初戦の香港戦。日本は前半、圧倒的なポゼッションでハーフコートゲームを進めていたが、1点も入れることができなかった。0-0で迎えたハーフタイム。吉武監督はこの展開に不安を覚えていた。

「自分はこれでいいのかと不安だったが、選手たちはそうじゃなかった。0-0の状況に危機感を覚えるというより、『大丈夫でしょ』という一切心配していない表情をしていた」

これは一見すると、選手たちがそれだけ自分たちのサッカーに自信を持っていて、『このまま続けていれば勝てる』という気持ちから出ているようにとれる。それであればポジティブなことだが、前半の攻め込めど最後のところで消極的だったり、ミスをしている状況でのこの様子は、本物の危機感を持っていない、『あっけらかん』としている状態ともとれる。

もちろん自信を持って戦うことは大事だ。しかし、それが相対的なことであるとは思えない。重要なのは、自分たちが積み上げてきたサッカーに対する自信をどう捉えているか。吉武ジャパンで言えば、パスを繋いでボールポゼッションで相手を上回り、相手の短所を消していくサッカー。しかし、その精度の高さは選手たち自身で図るものではなく、相手との相対性で図るものである。この相手にどこが通用してどこが通用しないのか。どこを突けば一番の有効策となるのか。そこを分析しながら、プレーをしていくことこそが、自分たちのサッカーへの自信の深さに繋がっていく。

だが、単純に『自分たちはここまでトレーニングしてきたから大丈夫』という尺度で図ってしまい、現状の深刻さを理解していないのは非常に危険だ。香港戦、前半から相手を押し込めていたのは、相手が攻撃を捨てて貝のように閉じこもって守ってきたからであり、そこを前半はのらりくらりとパスを繋いでいるだけで、香港は相手がミスをするのを待っている状態だった。確かに後半は2点を奪って、2-0で勝利をしたが、飛び込んでこない相手になかなかテンポアップできない展開は、今後の戦いを不安にさせるものであった。

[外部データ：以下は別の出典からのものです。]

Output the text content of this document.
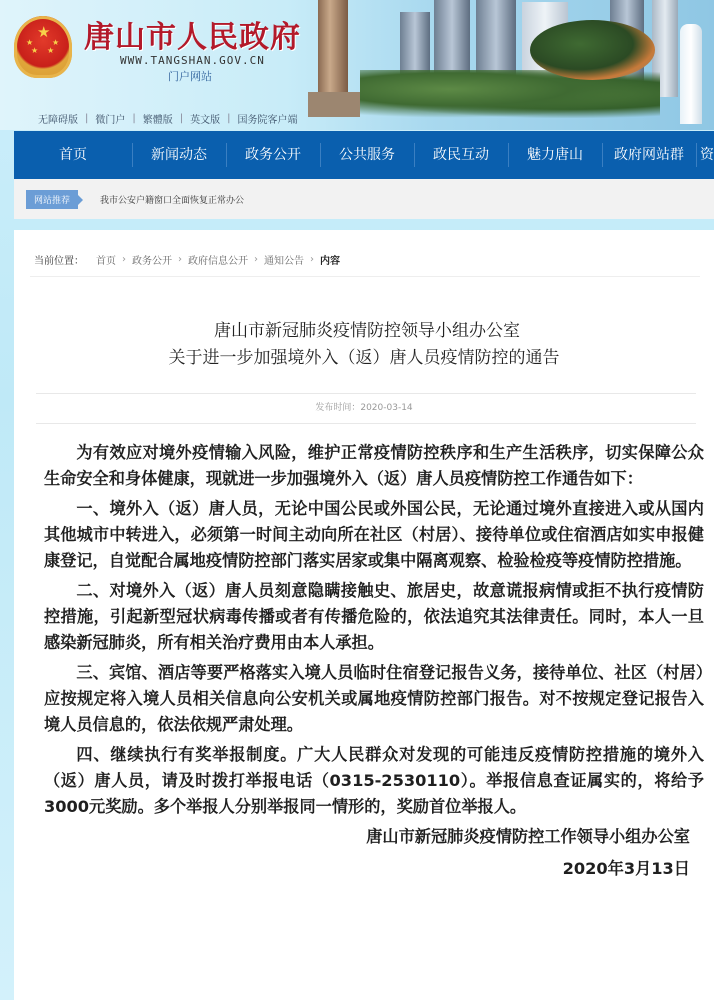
★
★ ★
★ ★ 唐山市人民政府
WWW.TANGSHAN.GOV.CN
门户网站
无障碍版 | 微门户 | 繁體版 | 英文版 | 国务院客户端
首页	新闻动态	政务公开	公共服务	政民互动	魅力唐山	政府网站群	资
网站推荐	我市公安户籍窗口全面恢复正常办公
当前位置： 首页 › 政务公开 › 政府信息公开 › 通知公告 › 内容
唐山市新冠肺炎疫情防控领导小组办公室
关于进一步加强境外入（返）唐人员疫情防控的通告
发布时间：2020-03-14

为有效应对境外疫情输入风险，维护正常疫情防控秩序和生产生活秩序，切实保障公众生命安全和身体健康，现就进一步加强境外入（返）唐人员疫情防控工作通告如下：

一、境外入（返）唐人员，无论中国公民或外国公民，无论通过境外直接进入或从国内其他城市中转进入，必须第一时间主动向所在社区（村居）、接待单位或住宿酒店如实申报健康登记，自觉配合属地疫情防控部门落实居家或集中隔离观察、检验检疫等疫情防控措施。

二、对境外入（返）唐人员刻意隐瞒接触史、旅居史，故意谎报病情或拒不执行疫情防控措施，引起新型冠状病毒传播或者有传播危险的，依法追究其法律责任。同时，本人一旦感染新冠肺炎，所有相关治疗费用由本人承担。

三、宾馆、酒店等要严格落实入境人员临时住宿登记报告义务，接待单位、社区（村居）应按规定将入境人员相关信息向公安机关或属地疫情防控部门报告。对不按规定登记报告入境人员信息的，依法依规严肃处理。

四、继续执行有奖举报制度。广大人民群众对发现的可能违反疫情防控措施的境外入（返）唐人员，请及时拨打举报电话（0315-2530110）。举报信息查证属实的，将给予3000元奖励。多个举报人分别举报同一情形的，奖励首位举报人。

唐山市新冠肺炎疫情防控工作领导小组办公室
2020年3月13日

そして、第3戦のオーストラリア戦。前半の試合の入り方の悪さが、モロに失点につながった。オーストラリアは香港と同じようにブロックを作りながらも、隙を見ては果敢にカウンターを狙っていた。明らかに攻撃力は香港より上の相手に、香港戦のような試合の入り方をし、案の定前半だけで2失点。結果的に2-4で敗れた。韓国戦も前半は今大会最高の出来を見せながらも、相手の絶対的エースの2発にあっけなく沈んだ。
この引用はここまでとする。